There’s a common misconception that Cambridge International – the globally recognised, exam-based school curriculum – only suits the brightest learners.
Principal Danny O’Connor is keen to put the record straight.
“Cambridge was introduced in a number of schools in New Zealand as a result of dissatisfaction with NCEA in the early 2000s,” he explained. “Unfortunately, some schools only allowed their brightest students to study Cambridge, which led to the perception that it was only for top academic students.
“The reality is that all students can do well under this curriculum.”
ACG Strathallan offers Cambridge at both primary and secondary school levels. Teachers say the curriculum is well structured, thorough and easy to understand.
One of its greatest strengths is its ability to be tailored to different academic levels.
“It provides a very structured programme that allows us to meet the needs of every student,” explains Primary School principal Kristie Thomas.

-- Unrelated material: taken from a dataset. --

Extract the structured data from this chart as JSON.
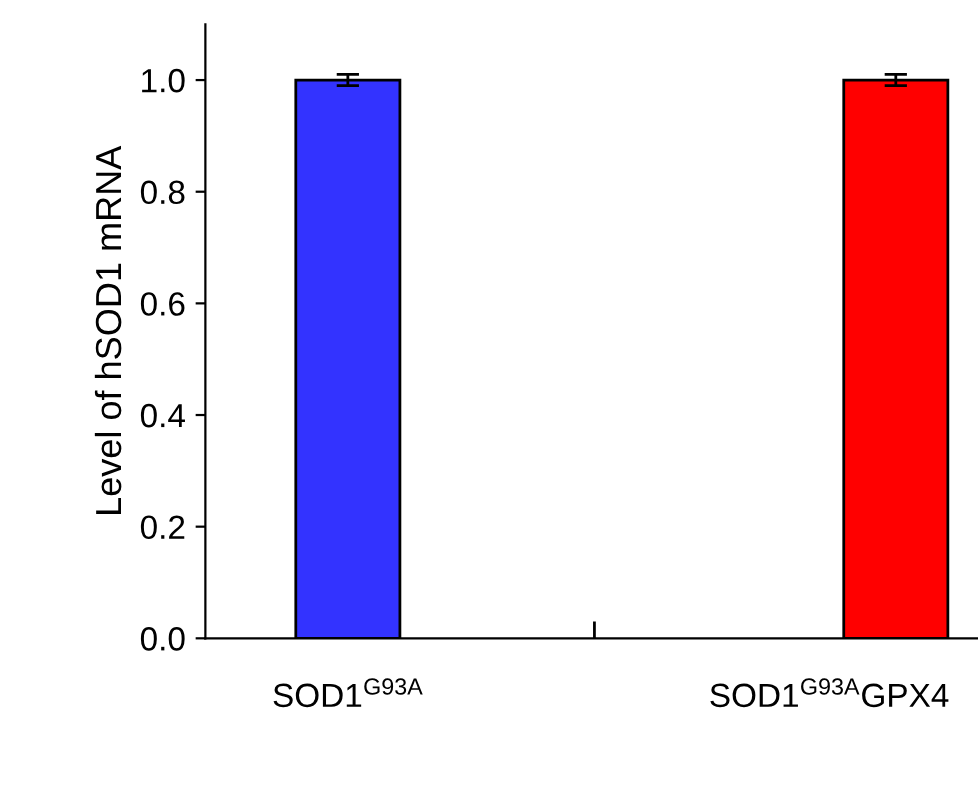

“Every level is broken down into very specific and comprehensive learning intentions. We know who has achieved which intention and what their next learning step will be. We ensure each student is taught at a level that meets their individual learning needs, regardless of the year they are in.”

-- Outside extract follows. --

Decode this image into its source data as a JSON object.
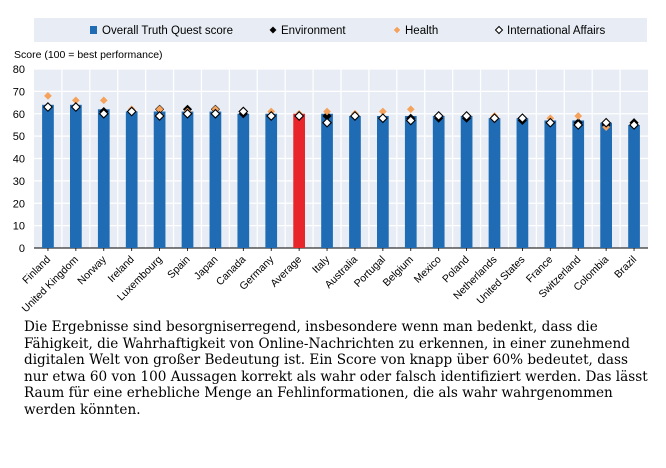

She says parents also like it, because they understand exactly what their child needs to work on.
Parents like Caroline and Kieron Lynch, whose daughters Stella and Georgia have been at ACG Strathallan from the age of three.
Stella, in Year 11, is academic, and is flourishing under the Cambridge curriculum.
Participating in advanced maths, science and global studies has kept her challenged, and she’ll complete A Level Maths a year early, allowing her to take an extra subject in Year 13.
Georgia, Year 8, is more sporty. For Caroline it was a relief to watch her step up academically as she transitioned from primary to secondary.
She believes Cambridge gave both girls the right foundation.
“Most of the children here are not academic superstars, but they are getting a quality education with outstanding teaching. For Georgia, the academic support system she needed was there. Now she’s flying.”